Let’s Not Fall
Let’s Not Fall
June 25, 2024
My sweet little 16-month-old granddaughter—who’s only been walking about four months, perhaps saved me from actually falling today.
I’m a 72-year-old woman. I fear stumbling. I try to walk very carefully.
She’s an adventurous little girl who took my hand as we walked around the outside of a huge and popular steak house on a very busy Father’s Day lunch. Her parents were finishing their meal, after having worked diligently to help feed Ayla so she would get some good nutrients, and not just eagerly swallow the wonderful warm rolls they serve there.
Ayla’s grandfather reminded his own daughter how she used to fill up on rolls at restaurants (and elsewhere) before learning how tasty the world of food was—beyond bread.
So Ayla was done eating, and restless of course. Grandma, me, planned to take home the second half of my meal, saving it for another day, so the parents happily affirmed Grandma’s offer to take Ayla for a walk while they finished up.
I was wearing a newish pair of sandals that I only wear in summer.

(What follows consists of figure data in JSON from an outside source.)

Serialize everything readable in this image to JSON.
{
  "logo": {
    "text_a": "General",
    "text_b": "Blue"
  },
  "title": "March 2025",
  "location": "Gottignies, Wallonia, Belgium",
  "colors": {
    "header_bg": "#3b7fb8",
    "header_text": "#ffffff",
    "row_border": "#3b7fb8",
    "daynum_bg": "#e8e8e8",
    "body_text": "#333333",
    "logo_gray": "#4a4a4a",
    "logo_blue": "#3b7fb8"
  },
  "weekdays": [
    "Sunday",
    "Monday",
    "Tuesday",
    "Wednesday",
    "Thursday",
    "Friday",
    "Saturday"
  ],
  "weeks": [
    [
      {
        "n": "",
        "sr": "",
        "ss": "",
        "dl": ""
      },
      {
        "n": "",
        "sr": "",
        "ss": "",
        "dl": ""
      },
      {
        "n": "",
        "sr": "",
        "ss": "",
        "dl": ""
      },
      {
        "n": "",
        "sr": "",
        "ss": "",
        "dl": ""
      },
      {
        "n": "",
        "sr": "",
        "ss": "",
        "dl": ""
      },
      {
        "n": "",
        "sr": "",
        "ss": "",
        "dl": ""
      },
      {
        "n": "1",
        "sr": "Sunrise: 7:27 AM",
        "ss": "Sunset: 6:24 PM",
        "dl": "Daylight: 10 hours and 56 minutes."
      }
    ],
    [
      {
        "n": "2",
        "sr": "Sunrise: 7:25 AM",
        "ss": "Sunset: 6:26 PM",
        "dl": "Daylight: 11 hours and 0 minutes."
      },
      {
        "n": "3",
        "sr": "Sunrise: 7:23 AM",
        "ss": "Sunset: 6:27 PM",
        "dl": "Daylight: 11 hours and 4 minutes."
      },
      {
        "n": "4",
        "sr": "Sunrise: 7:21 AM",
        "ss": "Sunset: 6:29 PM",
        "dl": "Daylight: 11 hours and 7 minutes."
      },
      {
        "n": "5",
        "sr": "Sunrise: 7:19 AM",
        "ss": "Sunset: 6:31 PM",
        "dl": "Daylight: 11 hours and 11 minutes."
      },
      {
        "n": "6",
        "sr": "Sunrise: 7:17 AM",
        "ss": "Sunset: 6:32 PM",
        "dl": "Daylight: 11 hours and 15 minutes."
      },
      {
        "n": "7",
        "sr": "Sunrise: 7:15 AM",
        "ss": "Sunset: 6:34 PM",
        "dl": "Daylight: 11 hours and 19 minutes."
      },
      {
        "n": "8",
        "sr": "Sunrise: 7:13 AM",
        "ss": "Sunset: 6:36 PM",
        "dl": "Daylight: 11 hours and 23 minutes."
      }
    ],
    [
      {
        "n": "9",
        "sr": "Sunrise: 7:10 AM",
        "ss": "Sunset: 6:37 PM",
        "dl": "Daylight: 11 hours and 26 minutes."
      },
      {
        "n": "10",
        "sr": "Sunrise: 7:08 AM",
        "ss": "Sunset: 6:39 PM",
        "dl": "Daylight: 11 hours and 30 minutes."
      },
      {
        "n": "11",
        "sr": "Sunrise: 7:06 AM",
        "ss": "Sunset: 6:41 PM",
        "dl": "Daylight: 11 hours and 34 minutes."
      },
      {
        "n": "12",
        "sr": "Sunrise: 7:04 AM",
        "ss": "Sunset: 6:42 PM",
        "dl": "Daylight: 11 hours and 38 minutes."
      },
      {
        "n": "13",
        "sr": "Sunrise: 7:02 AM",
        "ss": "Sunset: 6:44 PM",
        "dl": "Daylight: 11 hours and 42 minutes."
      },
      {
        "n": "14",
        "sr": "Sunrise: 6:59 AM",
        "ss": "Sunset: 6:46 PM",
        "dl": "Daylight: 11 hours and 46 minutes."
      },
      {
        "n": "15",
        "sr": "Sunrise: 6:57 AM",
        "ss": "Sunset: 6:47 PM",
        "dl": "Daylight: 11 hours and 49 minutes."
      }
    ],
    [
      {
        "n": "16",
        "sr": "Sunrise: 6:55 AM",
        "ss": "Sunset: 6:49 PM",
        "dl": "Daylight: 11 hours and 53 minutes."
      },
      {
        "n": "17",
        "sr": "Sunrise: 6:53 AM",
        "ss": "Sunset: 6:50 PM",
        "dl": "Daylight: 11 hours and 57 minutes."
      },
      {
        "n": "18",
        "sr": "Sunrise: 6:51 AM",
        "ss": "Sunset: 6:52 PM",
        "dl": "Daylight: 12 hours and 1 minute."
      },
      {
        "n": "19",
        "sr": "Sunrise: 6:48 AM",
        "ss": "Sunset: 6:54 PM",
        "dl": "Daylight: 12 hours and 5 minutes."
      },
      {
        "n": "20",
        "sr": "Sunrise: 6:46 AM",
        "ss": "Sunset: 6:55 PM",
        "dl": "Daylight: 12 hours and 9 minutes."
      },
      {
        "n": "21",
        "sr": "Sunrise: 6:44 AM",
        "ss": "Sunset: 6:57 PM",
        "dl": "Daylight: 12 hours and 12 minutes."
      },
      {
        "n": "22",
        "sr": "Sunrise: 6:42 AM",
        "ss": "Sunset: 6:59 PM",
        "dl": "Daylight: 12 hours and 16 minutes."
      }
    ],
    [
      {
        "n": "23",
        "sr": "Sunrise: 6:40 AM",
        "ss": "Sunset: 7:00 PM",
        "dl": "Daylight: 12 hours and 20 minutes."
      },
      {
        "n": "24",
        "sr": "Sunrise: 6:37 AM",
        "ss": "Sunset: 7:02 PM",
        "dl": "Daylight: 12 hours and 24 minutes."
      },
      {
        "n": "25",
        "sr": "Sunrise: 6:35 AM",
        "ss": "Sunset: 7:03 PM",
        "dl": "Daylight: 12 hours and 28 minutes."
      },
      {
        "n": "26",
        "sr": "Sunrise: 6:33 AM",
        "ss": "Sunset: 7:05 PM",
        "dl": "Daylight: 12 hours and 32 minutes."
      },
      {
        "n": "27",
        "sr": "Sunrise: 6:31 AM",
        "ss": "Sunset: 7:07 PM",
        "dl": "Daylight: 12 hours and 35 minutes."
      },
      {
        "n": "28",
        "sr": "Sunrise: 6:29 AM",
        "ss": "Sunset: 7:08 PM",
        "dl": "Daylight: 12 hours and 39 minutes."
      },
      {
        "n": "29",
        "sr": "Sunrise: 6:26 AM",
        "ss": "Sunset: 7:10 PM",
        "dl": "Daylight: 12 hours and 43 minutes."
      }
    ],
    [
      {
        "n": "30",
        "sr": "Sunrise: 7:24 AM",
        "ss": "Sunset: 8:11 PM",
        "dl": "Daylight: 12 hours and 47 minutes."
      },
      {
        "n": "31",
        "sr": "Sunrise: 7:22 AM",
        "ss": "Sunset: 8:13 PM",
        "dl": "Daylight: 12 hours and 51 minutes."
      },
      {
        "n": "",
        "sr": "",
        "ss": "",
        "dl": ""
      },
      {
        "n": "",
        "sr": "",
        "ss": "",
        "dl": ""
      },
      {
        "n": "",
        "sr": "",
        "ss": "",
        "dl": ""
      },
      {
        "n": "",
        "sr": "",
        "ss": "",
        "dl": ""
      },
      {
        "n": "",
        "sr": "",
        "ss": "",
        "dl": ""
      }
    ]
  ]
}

I saw an awkward piece of sidewalk that raised up a bit and started to fall but I think the fact that I had hold of Ayla’s hand—and didn’t want her to fall on the cement, her hand in mine helped us both to not fall. Is that possible?
At any rate, we both loved the little walk together, something she has taken up, walking for part of the way home from her daycare. They walk just a block or so, (and rides in a stroller for much of the way) but she walks like she owns the sidewalk. Walking like mommy, daddy, grandma and grandpa.
As we walked past some loud speakers playing some tunes, I could tell Ayla wanted to wiggle a little, doing her little dance moves that she enjoys with her mother and father. So we danced on the sidewalk for maybe 7-8 seconds, then continued on.
***
We had gone to church that morning on the Sunday before Juneteenth, a ceremonial holiday in some 47 states, which commemorates the day on June 19, 1865 when a Union general read orders in Galveston, Texas stating all enslaved people in the state were free according to federal law. Juneteenth was designated a federal holiday in 2021. As we sung the traditional and oh-so-moving anthem, “Lift Every Voice and Sing,” my heart went back and forth between sorrow for the wrongs and torment experienced by people in the times of slavery, and joy and hope that this granddaughter would grow up in better times.
My father diligently taught us children the error of our country’s ways during its early days, when slavery, for many, was an accepted part of life. He took us to visit a church in a larger city nearby where we first heard the energetic music common in many predominately Black churches, which always included spirited dancing too. When we moved from northern Indiana to northern Florida in 1969, I was a senior in high school. There my brother and I experienced the first year of full integration of blacks and whites in the schools in Florida. Some of it was exciting to experience as we all went through this huge change in the culture of that area, but some teachers were known to use derogatory racial language if they knew that no blacks were in the room. If teachers used that language, it was no surprise that some students, not all, used that insulting slang. How shameful.
***
Let’s not fall into old, reprehensible ways. May we all do better, know better, love greater, affirm all persons, and pray for more care and understanding all around the world.
Your thoughts? Experiences? Stories to share? Pictures you’ve drawn?? Comment here ….
This week I began reading Tracy Chevalier’s The Last Runaway, the story of an English Quaker girl transplanted to America who is faced with the opportunity of helping slaves escape to freedom via the Underground Railroad: A very timely historical novel considering our recent observance of the Juneteenth holiday.
At nearly 83, I’m too am concerned about balance. My Pilates classes help with that, but I no longer bound over curbs and hop up stairs effortlessly! ;-D
That book sounds very interesting, and important.
Our Ayla likes going up steps at her house (a 3 story duplex) and since her father speaks French (in addition to English) he has taught her to say un, deux; un, deux; as she goes up each step. One adult goes behind her so she doesn’t fall backwards. It is so sweet.